Chapter 1 :: Ain't no sunshine : Parce que la décision m'appartient.

Published: 17-02-10 - Last update: 25-01-18

Comments: Bonjour à tous, voici une deuxième fic sur nos amis chouchous !!! Alors, à la base, cette fic est un lemon en qq chapitres.... Et puis, ce matin, j'ai su où je voulais les emmener, avec une furieuse envie de rendre un tout petit hommage à une histoire qui est, pour moi, une des plus belles (je n'en dirai pas plus, sinon ceux qui me connaissent et savent ce que j'aime lire et regarder vont connaitre la fin avant tout le monde lol... et cherchez pas, pour le moment, il n'y a aucune référence à cette histoire, ça viendra plus tard ^^). J'espère sincèrement que j'arriverai à la mener là où je veux, et que vous aimerez. Bon, il faut aimer le drame et le blues quand même hein, car c'est pas demain la veille que j'arriverai à écrire une fic drole (ouiiiiinnnnn). Bref, pour le moment, je maje le 1er chap et je vous mets le 2 dès que je l'aurai rendu plus soft. bise à tous et bonne lecture !!!

 


Chapter: 1 2 3 4 5 6 7 8 9 10 11 12 13 14 15 16 17 18 19 20


 

Pourquoi faut-il toujours que les femmes pleurent quand elles prennent la bonne décision?  

 

Je pleure.  

Enfin non... mais les larmes coulent, en silence. Je les laisse couler ; il paraît que ça nettoie le coeur, alors laissons-les faire le ménage, les choses n'en seront que plus faciles.  

 

J'ai froid aussi.  

Je sais... la nudité s'accommode mal de la fraicheur de la nuit. Je me redresse et replie les jambes pour m’asseoir, tandis que mon regard se pose sur les draps qui sont épars sur le lit, ton lit. Je tends la main vers eux, mais je suspends mon geste.  
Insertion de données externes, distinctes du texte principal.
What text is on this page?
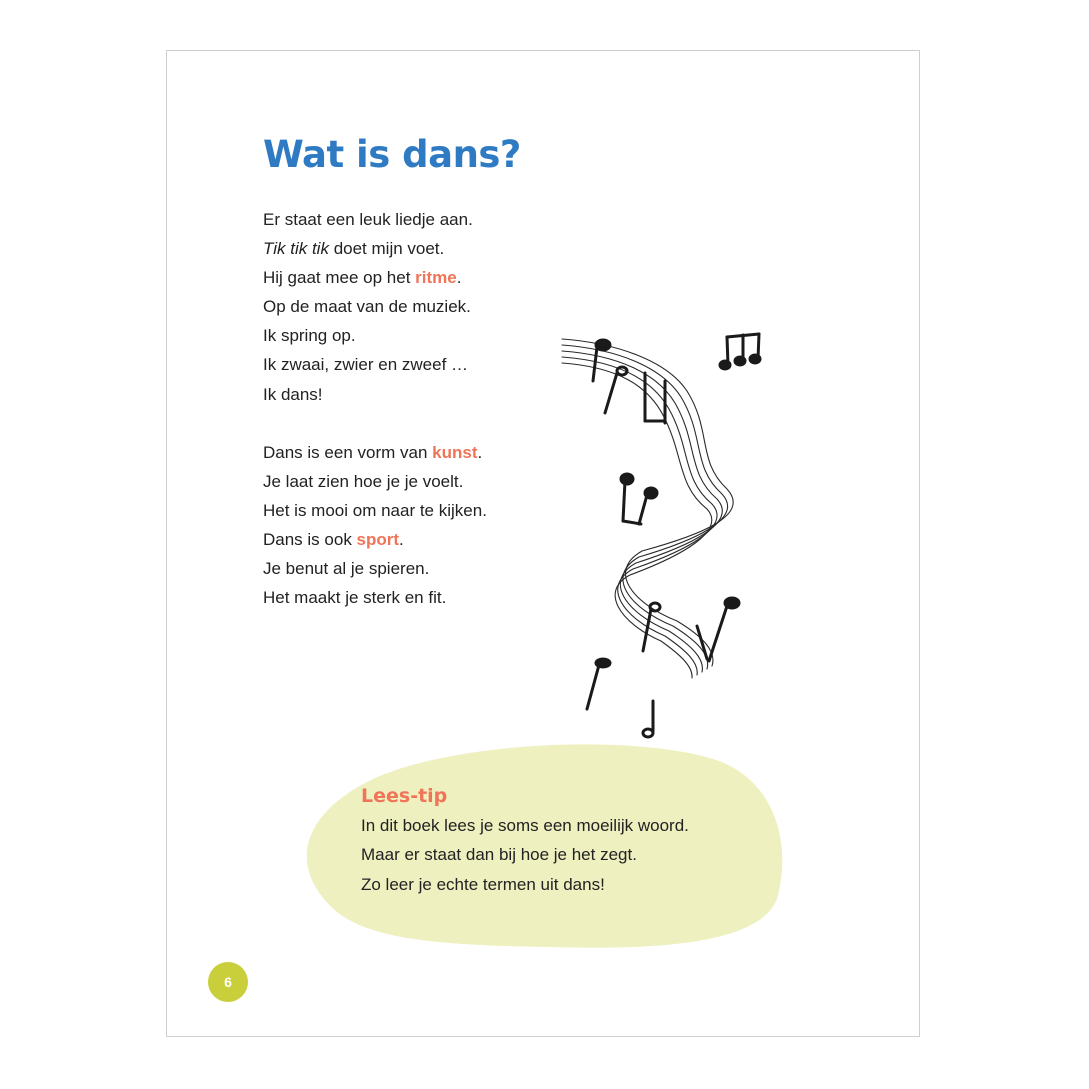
Wat is dans?
Er staat een leuk liedje aan.
Tik tik tik doet mijn voet.
Hij gaat mee op het ritme.
Op de maat van de muziek.
Ik spring op.
Ik zwaai, zwier en zweef …
Ik dans!
Dans is een vorm van kunst.
Je laat zien hoe je je voelt.
Het is mooi om naar te kijken.
Dans is ook sport.
Je benut al je spieren.
Het maakt je sterk en fit.
Lees-tip
In dit boek lees je soms een moeilijk woord.
Maar er staat dan bij hoe je het zegt.
Zo leer je echte termen uit dans!
6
Si je m'en recouvre, je sentirai ton odeur et je ne le veux pas.  

Si je m'en recouvre, le glisser du tissu me rappellera le contact de tes mains sur mon corps, et ça non plus je ne le veux pas.  

 

Mais voilà, c'est plus fort que moi, alors j'attrape ces foutus draps et je les froisse entre mes doigts... Quelle dérision, voilà que j'ai peur d'un simple morceau de tissu!  
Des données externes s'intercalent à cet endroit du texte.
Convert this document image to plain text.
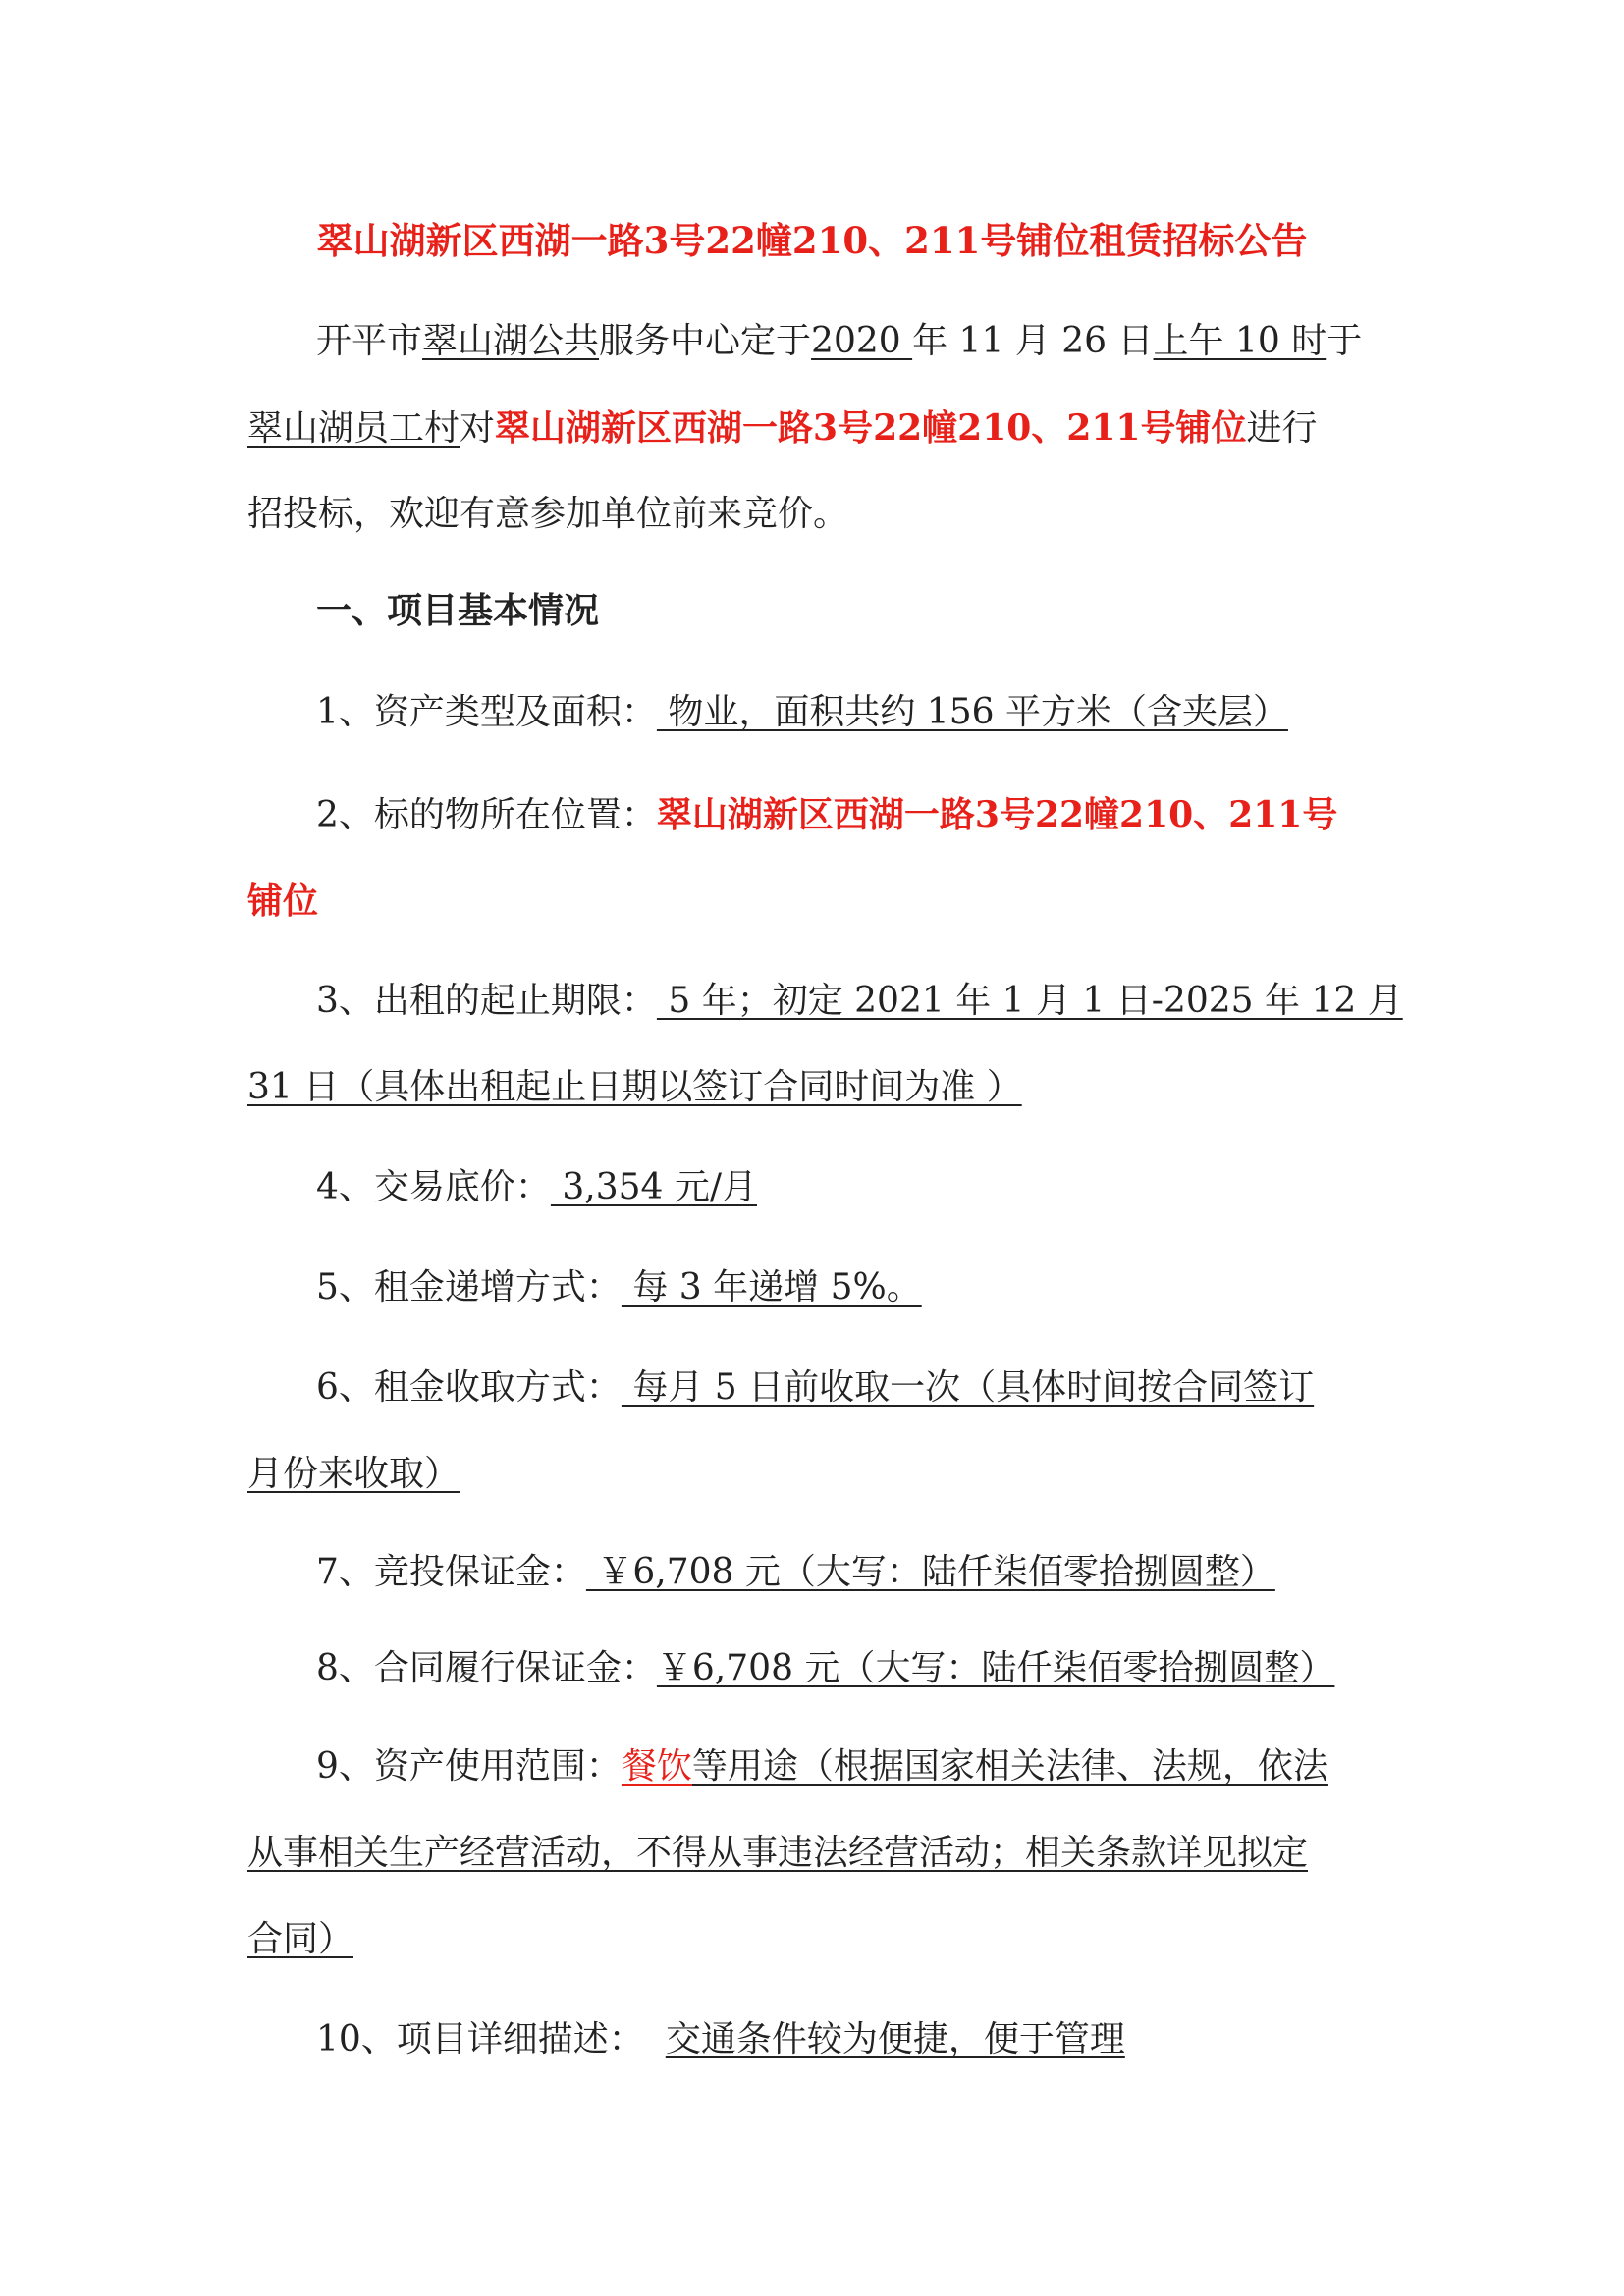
翠山湖新区西湖一路3号22幢210、211号铺位租赁招标公告
开平市翠山湖公共服务中心定于2020 年 11 月 26 日上午 10 时于
翠山湖员工村对翠山湖新区西湖一路3号22幢210、211号铺位进行
招投标，欢迎有意参加单位前来竞价。
一、项目基本情况
1、资产类型及面积： 物业，面积共约 156 平方米（含夹层）
2、标的物所在位置：翠山湖新区西湖一路3号22幢210、211号
铺位
3、出租的起止期限： 5 年；初定 2021 年 1 月 1 日-2025 年 12 月
31 日（具体出租起止日期以签订合同时间为准 ）
4、交易底价： 3,354 元/月
5、租金递增方式： 每 3 年递增 5%。
6、租金收取方式： 每月 5 日前收取一次（具体时间按合同签订
月份来收取）
7、竞投保证金： ￥6,708 元（大写：陆仟柒佰零拾捌圆整）
8、合同履行保证金：￥6,708 元（大写：陆仟柒佰零拾捌圆整）
9、资产使用范围：餐饮等用途（根据国家相关法律、法规，依法
从事相关生产经营活动，不得从事违法经营活动；相关条款详见拟定
合同）
10、项目详细描述： 交通条件较为便捷，便于管理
Allez... j'ai décidé, il y a quelques heures, de reprendre ma vie en main alors je vais commencer tout de suite par arrêter de donner de l'importance à de simples détails. Ceci n'est qu'un drap, et je vais me lever pour m’en draper, parce que j’ai froid. Rien de plus ! Le reste n'est que mensonges, illusions et chimères, comme ce « nous » après lequel j'ai couru pendant 6 ans. Je joins le geste à la pensée et je me lève. Voilà, c’est facile, il suffit juste de décider, puis de faire . Ne pas penser, surtout de pas penser, pas maintenant, d'abord sortir de cette chambre... et vite. Je jette un dernier regard sur ce qui est ton antre et le témoin de notre dernier échange : ta chambre et ce lit, où la lune appose ses touches de lumière pâle qui contrastent avec la pénombre de la pièce.  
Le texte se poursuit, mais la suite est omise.